Я слушала жалобы, кивала, поддакивала и с нетерпением ждала, когда же Макс уже иссякнет, заткнется и выметется из моего кабинета.
Он таки ушел, осчастливив меня наконец-то наступившей тишиной и своим отсутствием, оставив меня совершенно без сил.
А когда уж почти стемнело, приехал господин Башкирцев. Уставший, несколько озабоченный, но полный оптимизма. Со всей природной неугомонностью он принялся обаять моих барышень, преуспев в этом с первой же минуты своего появления, за что и был моментально окружен заботой и получил роскошный горячий ужин из трех блюд.
Никто в этом городе не знал, что Башкирцев мой бывший муж.
Так сложилось.

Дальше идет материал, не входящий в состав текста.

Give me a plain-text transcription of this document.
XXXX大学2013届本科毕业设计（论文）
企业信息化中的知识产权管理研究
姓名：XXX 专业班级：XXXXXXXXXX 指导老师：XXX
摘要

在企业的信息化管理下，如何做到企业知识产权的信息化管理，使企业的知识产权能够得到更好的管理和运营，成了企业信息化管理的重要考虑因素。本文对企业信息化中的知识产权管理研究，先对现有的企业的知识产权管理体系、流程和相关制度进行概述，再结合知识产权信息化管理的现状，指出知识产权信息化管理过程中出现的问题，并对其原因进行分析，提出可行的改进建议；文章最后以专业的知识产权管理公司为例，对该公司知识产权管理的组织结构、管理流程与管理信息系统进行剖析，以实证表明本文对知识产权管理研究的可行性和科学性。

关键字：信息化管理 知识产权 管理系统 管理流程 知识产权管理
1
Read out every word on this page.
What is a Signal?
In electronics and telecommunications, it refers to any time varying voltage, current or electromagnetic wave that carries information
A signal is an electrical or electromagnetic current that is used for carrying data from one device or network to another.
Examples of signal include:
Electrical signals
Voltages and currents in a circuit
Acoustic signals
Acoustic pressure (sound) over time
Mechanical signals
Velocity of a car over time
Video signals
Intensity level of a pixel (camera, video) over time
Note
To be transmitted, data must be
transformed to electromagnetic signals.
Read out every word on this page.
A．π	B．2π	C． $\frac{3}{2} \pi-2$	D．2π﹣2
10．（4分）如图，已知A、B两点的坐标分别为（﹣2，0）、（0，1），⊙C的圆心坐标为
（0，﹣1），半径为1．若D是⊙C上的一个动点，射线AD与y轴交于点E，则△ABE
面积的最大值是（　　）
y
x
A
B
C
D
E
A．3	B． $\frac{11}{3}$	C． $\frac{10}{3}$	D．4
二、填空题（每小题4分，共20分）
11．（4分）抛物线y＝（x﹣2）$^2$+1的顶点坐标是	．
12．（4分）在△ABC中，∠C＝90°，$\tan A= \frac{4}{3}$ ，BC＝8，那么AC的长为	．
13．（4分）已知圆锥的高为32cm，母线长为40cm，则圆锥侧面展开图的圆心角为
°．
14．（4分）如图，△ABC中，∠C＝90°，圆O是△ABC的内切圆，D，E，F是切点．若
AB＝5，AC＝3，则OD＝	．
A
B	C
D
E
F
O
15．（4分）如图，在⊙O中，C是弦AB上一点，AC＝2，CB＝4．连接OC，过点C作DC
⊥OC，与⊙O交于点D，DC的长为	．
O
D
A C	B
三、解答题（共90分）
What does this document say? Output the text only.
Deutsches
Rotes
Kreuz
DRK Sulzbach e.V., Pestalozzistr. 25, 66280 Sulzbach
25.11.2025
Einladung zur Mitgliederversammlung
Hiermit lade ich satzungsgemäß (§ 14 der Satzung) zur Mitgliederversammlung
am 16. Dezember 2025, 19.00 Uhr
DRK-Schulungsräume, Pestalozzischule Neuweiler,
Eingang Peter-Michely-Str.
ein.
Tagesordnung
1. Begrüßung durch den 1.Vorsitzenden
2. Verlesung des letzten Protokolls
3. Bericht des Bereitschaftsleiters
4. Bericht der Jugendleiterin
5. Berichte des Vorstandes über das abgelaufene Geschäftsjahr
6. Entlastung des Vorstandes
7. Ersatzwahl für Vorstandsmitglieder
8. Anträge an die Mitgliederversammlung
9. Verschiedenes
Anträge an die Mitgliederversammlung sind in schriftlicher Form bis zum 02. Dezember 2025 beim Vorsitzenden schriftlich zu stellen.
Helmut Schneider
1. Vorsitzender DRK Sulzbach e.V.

Выдернуть Илью из Москвы не в командировку, а хотя бы на выходные, не говоря про отпуск, было делом настолько сложным, что это превращалось в целую эпопею, в которой мне приходилось прибегать к шантажу его начальства с элементами истерик в виде рыдания у того, то бишь начальства, на плече, а также с уговорами самого Башкирцева и подрывной деятельностью в виде шпионского выключения звука его телефона, а то и самого телефона, в моменты, когда Башкирцев этого не видел.